The Value of Life

There is an exciting possibility at church this year. We’ve been talking about starting a school, and the best ways to do that from scratch. Now, there is a likelihood that we will be able to start with students and families who have been attending another Christian elementary school, as it transitions into our new classical Christian day school. That could be rolling as soon as September! Please pray for the congregation, students, and their families as we work toward that end.

In the midst of this flurry of activity, here is something worth posting, and hopefully worth reading. When I was in (public) Jr. High school, a group of students were involved in the “Great Books” program. I suppose it was a precursor to the current federal Common Core program, which seems to be pretty much the opposite of classical education. One of the discussions we had involved four people in a lifeboat at sea, with only enough supplies for three to survive. We were supposed to wrestle with the value of human life, and perhaps defend a distinction between the four different people in the boat.
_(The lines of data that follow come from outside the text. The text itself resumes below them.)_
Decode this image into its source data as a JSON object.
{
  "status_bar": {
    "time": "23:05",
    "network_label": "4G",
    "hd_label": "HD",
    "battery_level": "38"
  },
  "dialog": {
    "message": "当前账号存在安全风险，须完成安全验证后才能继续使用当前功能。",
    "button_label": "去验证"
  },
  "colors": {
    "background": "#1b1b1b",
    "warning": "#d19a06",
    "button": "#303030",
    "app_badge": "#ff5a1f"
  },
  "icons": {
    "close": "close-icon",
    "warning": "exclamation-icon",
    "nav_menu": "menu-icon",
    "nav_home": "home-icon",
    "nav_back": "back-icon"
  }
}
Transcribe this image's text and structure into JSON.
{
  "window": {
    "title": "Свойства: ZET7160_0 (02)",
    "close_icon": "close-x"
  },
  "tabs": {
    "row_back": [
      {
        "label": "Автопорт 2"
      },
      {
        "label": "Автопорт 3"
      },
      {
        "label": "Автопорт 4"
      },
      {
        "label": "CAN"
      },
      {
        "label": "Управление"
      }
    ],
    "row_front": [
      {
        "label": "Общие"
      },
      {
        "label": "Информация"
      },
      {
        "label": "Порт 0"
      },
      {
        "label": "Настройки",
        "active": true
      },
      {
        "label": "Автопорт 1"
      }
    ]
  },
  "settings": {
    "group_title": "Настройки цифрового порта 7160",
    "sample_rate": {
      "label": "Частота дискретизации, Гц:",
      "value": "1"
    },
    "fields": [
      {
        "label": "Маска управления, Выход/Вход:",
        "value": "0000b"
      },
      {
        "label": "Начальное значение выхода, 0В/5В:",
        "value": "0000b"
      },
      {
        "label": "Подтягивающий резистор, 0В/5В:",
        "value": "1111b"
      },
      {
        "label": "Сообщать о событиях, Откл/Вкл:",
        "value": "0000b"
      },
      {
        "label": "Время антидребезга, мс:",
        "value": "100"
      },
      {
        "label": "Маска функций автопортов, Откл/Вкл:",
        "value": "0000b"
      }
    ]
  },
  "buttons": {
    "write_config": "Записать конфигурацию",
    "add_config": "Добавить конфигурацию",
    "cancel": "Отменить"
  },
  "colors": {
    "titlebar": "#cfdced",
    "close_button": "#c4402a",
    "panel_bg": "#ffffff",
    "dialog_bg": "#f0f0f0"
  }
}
A conversation in our kids’ school this morning (a classical school at home) centered upon the question, “What gives a person’s life objective value?” People seek to find value in their lives through things like health and appearance, in diet and exercise; through their education and jobs; through popularity; or in the simple fact that they are alive or that they are human; or that they were created by God. The former options are self-evidently shallow. The latter options sound better, but still fall short of the answer. There are many living things, and a reasonable person can see the difference in value between a tree or a fish and a human being. Moreover, all of those living things were created by God.

The answer is this. A person’s value is determined not by something in themselves, but by the most external thing possible: by the love of God, which is expressed emphatically in the incarnation and death of His only-begotten Son. When we say that Jesus Christ died for all people, to reconcile us to God, that sets the value of every human life as high as it could possibly be set, because God was willing to pay the greatest price for it. John 3:16 tells us the objective value of every single human life.